Das Hotel lag etwas außerhalb der Stadt. Mitten im Gewerbegebiet, zwischen Autohäusern, Möbeldiskontern und Fitnesscentern, in denen Menschen, die sich von alleine nicht bewegen wollen, Geld abgeknöpft wird, damit sie sich bewegen müssen. Irgendwo in diesem Gewerbegebiet gibt es anscheinend auch einen sogenannten Nachtklub, in dem junge Frauen aus Osteuropa "völlig freiwillig" ihre Körper feilbieten. Vielleicht wird aber auch in dem Haus mit den leuchtend roten Buchstaben, das ich von meinem Fenster aus sehen kann, über existentialstische Lyrik des frühen 20. Jahrhunderts diskutiert.
Ich komme nachts nach der Vorstellung an und bemerke sogleich den riesigen schwarzen Nightliner, der vor dem Congress&Wellness-Park-Hotel steht. Aha, denk ich mir, da ist wohl heute eine Rockband abgestiegen. Wer wohl? Muse? In der Gegend eher nicht. Seeed? Das sind doch mindestens 13 Leute. Da reicht ein Nightliner nicht. EAV? Gibts die noch? Egal. Ich geh schlafen.

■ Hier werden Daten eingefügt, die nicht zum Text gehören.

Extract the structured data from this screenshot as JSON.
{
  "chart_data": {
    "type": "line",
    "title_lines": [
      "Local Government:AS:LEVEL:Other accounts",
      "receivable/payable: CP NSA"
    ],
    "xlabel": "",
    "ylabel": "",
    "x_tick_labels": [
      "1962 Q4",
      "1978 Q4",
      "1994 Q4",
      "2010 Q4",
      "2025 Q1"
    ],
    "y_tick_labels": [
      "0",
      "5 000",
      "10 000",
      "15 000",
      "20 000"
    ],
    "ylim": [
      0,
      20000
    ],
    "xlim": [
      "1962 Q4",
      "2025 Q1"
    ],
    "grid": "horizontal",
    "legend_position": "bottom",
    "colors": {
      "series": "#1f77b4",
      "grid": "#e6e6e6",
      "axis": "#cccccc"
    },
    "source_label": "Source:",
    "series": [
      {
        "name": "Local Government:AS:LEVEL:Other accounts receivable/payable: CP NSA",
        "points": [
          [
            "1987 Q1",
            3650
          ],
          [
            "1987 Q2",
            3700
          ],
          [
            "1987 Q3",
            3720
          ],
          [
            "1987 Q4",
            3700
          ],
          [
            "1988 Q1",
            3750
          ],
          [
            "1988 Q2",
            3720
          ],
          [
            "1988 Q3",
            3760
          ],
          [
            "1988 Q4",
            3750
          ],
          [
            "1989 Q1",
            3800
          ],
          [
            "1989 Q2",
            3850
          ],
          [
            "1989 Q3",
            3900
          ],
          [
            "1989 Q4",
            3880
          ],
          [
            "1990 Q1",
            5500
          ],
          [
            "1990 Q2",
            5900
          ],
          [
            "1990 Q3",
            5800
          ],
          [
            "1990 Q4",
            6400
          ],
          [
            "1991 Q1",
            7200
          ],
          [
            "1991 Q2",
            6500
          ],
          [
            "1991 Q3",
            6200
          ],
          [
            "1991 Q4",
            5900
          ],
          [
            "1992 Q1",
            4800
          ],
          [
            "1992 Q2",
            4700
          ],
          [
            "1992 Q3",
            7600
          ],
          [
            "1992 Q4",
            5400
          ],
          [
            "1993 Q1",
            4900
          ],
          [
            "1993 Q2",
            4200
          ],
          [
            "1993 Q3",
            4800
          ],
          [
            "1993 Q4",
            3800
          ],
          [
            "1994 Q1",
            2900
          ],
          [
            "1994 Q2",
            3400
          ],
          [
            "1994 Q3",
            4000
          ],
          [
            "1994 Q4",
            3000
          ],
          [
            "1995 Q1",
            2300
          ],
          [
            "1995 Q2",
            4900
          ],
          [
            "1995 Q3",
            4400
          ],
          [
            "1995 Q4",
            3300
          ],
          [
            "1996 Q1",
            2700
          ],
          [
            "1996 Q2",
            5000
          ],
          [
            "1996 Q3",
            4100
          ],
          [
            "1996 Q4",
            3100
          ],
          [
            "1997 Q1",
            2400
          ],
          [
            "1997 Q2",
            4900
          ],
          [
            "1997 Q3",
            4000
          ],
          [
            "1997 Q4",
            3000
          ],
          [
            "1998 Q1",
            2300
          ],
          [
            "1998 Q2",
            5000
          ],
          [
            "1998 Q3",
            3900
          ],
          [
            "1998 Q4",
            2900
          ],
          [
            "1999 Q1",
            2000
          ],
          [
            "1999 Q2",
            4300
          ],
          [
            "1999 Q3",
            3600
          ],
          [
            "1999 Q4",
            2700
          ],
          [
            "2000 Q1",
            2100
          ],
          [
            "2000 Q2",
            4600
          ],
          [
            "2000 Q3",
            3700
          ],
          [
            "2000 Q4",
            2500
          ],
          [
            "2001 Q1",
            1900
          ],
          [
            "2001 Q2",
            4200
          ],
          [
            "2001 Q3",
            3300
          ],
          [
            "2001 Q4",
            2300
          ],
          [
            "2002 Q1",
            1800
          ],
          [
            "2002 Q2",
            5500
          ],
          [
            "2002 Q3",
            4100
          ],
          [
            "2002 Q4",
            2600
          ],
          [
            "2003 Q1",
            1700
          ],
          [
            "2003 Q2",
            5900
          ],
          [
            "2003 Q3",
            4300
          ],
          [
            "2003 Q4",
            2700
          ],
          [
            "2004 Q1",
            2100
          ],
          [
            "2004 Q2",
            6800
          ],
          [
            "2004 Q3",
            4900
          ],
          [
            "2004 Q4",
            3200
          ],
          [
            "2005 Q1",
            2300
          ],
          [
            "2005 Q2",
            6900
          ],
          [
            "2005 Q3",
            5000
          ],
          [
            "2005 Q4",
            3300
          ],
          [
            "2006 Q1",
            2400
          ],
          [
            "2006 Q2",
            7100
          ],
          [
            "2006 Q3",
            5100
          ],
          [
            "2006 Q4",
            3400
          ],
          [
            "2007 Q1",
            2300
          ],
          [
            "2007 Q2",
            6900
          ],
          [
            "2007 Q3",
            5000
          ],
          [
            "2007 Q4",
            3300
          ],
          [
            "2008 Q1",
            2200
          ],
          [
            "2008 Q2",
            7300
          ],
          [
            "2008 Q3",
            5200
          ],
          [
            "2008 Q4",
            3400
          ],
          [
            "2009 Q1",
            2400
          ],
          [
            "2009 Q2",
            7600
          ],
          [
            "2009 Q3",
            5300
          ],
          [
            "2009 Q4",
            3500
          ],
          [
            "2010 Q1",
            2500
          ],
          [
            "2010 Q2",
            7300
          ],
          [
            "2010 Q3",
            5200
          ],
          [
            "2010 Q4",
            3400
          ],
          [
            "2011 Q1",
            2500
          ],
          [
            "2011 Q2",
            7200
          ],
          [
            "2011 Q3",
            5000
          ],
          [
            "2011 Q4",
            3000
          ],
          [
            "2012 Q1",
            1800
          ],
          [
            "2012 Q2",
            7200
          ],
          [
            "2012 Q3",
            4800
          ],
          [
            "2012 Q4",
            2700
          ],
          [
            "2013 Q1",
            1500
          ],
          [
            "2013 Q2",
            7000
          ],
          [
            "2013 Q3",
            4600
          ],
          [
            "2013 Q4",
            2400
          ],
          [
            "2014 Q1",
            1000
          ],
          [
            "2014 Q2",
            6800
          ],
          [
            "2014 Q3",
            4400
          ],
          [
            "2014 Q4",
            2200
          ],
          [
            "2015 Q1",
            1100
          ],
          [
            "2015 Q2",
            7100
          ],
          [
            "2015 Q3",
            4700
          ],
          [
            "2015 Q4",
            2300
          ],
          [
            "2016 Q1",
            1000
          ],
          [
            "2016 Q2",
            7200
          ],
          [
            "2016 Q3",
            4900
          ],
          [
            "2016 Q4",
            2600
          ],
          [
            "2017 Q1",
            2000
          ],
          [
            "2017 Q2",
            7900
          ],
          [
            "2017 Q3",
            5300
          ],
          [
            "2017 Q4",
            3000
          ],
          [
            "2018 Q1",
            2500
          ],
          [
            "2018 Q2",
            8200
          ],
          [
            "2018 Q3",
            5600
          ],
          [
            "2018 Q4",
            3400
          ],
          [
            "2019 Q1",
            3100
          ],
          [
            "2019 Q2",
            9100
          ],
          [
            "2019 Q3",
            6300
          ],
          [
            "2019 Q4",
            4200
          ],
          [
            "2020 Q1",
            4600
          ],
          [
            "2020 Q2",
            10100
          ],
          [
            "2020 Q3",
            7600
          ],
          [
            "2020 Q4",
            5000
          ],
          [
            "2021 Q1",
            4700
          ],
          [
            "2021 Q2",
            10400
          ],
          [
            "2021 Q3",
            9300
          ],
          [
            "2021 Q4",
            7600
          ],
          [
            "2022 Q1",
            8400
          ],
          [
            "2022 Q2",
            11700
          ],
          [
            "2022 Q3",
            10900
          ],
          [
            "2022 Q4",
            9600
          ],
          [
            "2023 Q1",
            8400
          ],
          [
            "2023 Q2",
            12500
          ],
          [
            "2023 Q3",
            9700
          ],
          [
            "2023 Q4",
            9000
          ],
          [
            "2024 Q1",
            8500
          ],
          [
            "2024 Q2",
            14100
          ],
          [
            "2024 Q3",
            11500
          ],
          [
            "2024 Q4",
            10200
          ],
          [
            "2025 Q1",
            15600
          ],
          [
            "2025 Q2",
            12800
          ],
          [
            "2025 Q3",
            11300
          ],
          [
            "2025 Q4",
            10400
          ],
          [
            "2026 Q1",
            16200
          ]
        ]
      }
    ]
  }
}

Nach dem Frühstück aber tritt die Wahrheit ans Tageslicht. Schlecht gelaunt trotte ich durch die Gänge des Hotels und - zack - da steht er: Blond wie Helene Fischer, muskulös wie Herman Maier und mit einem strahlenden Lächeln, wie es sonst nur amerikanische Cheerleader in ihre Gesichter tackern können, steht er direkt vor mir. Ich erstarre. Da ist er! Der Gottseibeiuns des Intellektualismus, der Antagonist der Aufklärung, die menschgewordene Alles-ist-gut-Maschine: Hansi Hinterseer. Sofort suche ich fieberhaft nach der perfekten Formulierung, die den Hansi der Nation im Handumdrehen dazu bringen wird, nur noch mit Zwölfton-Opern voll sozialkritischem Inhalt auf Tour zu gehen. Und während ich suche, lässt er sich mit zwei Herren fotografieren. Hansi lächelt, Handys blitzen, er sagt "Pfiat Eich!" und geht die Treppen hinauf. Weg ist er.
Das war sie. Meine große Chance. Ich hätte etwas sagen können! Etwa: "Herr Hinterseer! Wissen Sie, dass Sie ihre Fans eigentlich für blöd verkaufen? Sie lassen sie schunkelnd verblöden! Sie stehen für eine provinzielle Heimatstümelei, die als einziges Glück kennt, ,in die Berg zu sein! Sie sind der Werbeträger der unersättlichen österreichischen Tourismusindustrie, die die Flora und Fauna der Bergwelt ruiniert. Und zur Farbauswahl der aktuellen Skimode hab ich noch gar nichts gesagt!"
Was hätte er wohl drauf gesagt? Vielleicht hätte er mich auf diese Hansi-Hinterseer-Art in den Arm genommen und gesagt: "Mei, Bursche, schau! Vor wie viel Leit hast Du gestern gspüt? 100? 150? Schau, i hab die Arena da gestern ausverkauft. Und warum? Wei die Leit hoit a wengerl glicklich sei woin. Desch is hoit so bei uns in da Hoamat. Des muast a versteng. Und ischt do bessa, di kumman zu mia, ois wia zum Strache, odr? Oiso, kumm, sing ma wos mitnanda!"
Wahrscheinlich besser, dass ich nichts gesagt hab.
Sonst würde jetzt womöglich ein Handy-Video im Internet kursieren, mit dem Titel:
"Hinterseer und Groebner singen ,In die Berg bin i gern."